Au Malawi, cette femme annule 850 mariages précoces et renvoie les jeunes filles à l’école

Cette femme montre là, un bel exemple du féminisme. Ce féminisme qui a au cœur de son combat, l’extension des droits de la femme dans la société. Eh non, ce mouvement nouveau, qui veut à tout prix, mettre sur un pied d’égalité, l’homme et la femme. Ainsi, certains féministes se font le plaisir de remettre en question la loi de la nature. Attaquent la cellule familiale, et rendent les femmes rebelles vis-à-vis de leurs époux. Theresa Kachindamoto, présente ici, ce qui doit être fait pour la gent féminine.

Par Afropreneuriat.net

Pionnière dans la lutte pour les droits de la femme et des enfants au Malawi, Theresa Kachindamoto a brisé 850 mariages précoces pour renvoyer les filles à l’école.

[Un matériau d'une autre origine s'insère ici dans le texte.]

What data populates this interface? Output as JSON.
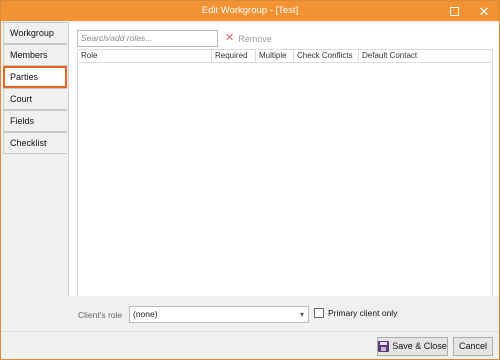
{
  "window": {
    "title": "Edit Workgroup - [Test]",
    "accent_color": "#f39232"
  },
  "tabs": [
    {
      "label": "Workgroup",
      "active": false
    },
    {
      "label": "Members",
      "active": false
    },
    {
      "label": "Parties",
      "active": true
    },
    {
      "label": "Court",
      "active": false
    },
    {
      "label": "Fields",
      "active": false
    },
    {
      "label": "Checklist",
      "active": false
    }
  ],
  "toolbar": {
    "search_placeholder": "Search/add roles...",
    "remove_label": "Remove"
  },
  "grid": {
    "columns": [
      "Role",
      "Required",
      "Multiple",
      "Check Conflicts",
      "Default Contact"
    ],
    "rows": []
  },
  "client_role": {
    "label": "Client's role",
    "value": "(none)",
    "primary_only_label": "Primary client only",
    "primary_only_checked": false
  },
  "footer": {
    "save_label": "Save & Close",
    "cancel_label": "Cancel"
  },
  "icons": {
    "maximize": "maximize-icon",
    "close": "close-icon",
    "remove": "remove-x-icon",
    "save": "floppy-disk-icon",
    "dropdown": "chevron-down-icon"
  }
}
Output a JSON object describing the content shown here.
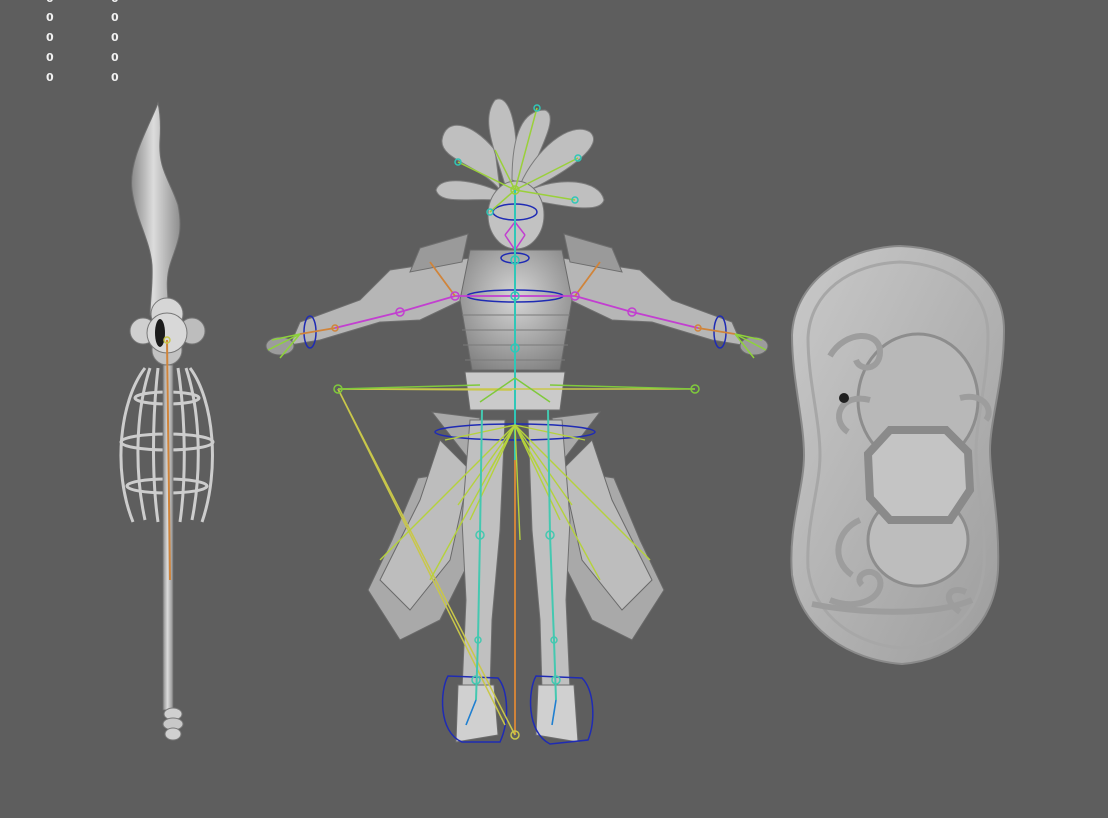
{
  "viewport": {
    "background": "#5e5e5e",
    "hud_rows": [
      {
        "col1": "0",
        "col2": "0"
      },
      {
        "col1": "0",
        "col2": "0"
      },
      {
        "col1": "0",
        "col2": "0"
      },
      {
        "col1": "0",
        "col2": "0"
      },
      {
        "col1": "0",
        "col2": "0"
      }
    ]
  },
  "scene": {
    "objects": [
      "spear-mesh",
      "warrior-character-mesh",
      "shield-mesh"
    ],
    "joint_colors": {
      "spine": "#2fc7b8",
      "legs": "#44c8b0",
      "arms_left": "#c23fd0",
      "arms_right": "#c23fd0",
      "hands": "#8ed33a",
      "skirt": "#b5d23c",
      "head": "#9ad03a",
      "control_curves": "#1f2bb4",
      "pole_vector": "#c9c74a",
      "root": "#d0843a"
    }
  }
}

Theresa Kachindamoto est née dans le district de Dedza au Malawi. Après avoir travaillé 27 ans dans un autre district, elle est revenue à Dedza pour y devenir chef de district. Horrifiée par la vue de fillettes mères à douze ans, elle a décidé de lutter contre cette pratique. “Je ne veux pas de mariages précoces”, a-t-elle déclaré à l’organisation U.N Women. “Aucun enfant ne devrait accomplir des tâches ménagères quand il est censé aller à l’école.”

Aussi a-t-elle tenté de limiter au maximum les mariages précoces. Si l’année passée, elle a fixé l’âge légal du mariage à 18 ans, le “droit coutumier”, où un consentement mutuel entre les parents d’enfants peut suffire, permet de contourner la loi.

Volonté de fer

Kachindamoto a ordonné aux 50 fonctionnaires du district de conclure un accord destiné à bannir le mariage précoce de Dedza. “Que vous le vouliez ou non, je vais mettre fin à ces mariages”, a raconté la chef de district à la chaîne d’informations arabe Al Jazeera.

Elle a suspendu les fonctionnaires qui refusaient d’obtempérer jusqu’à ce qu’ils annulent les mariages. En juin 2015, elle a prononcé pas moins de 330 suspensions et renvoyé les jeunes filles à l’école, en payant parfois les frais d’inscription. Grâce à sa volonté de fer, 850 mariages précoces ont été annulés au cours de ces trois dernières années.

La dot

D’après une étude des Nations Unies de 2012, plus de la moitié des jeunes filles au Malawi sont mariées avant leurs 18 ans. Ces mariages précoces expliquent les résultats déplorables du pays au niveau de l’indice de développement, une norme internationale pour presque tous les états membres des Nations Unies sur la santé, l’éducation et la prospérité économique. En Afrique, les jeunes filles sont souvent données en mariage, parce que la dot permet d’alléger les difficultés financières des familles.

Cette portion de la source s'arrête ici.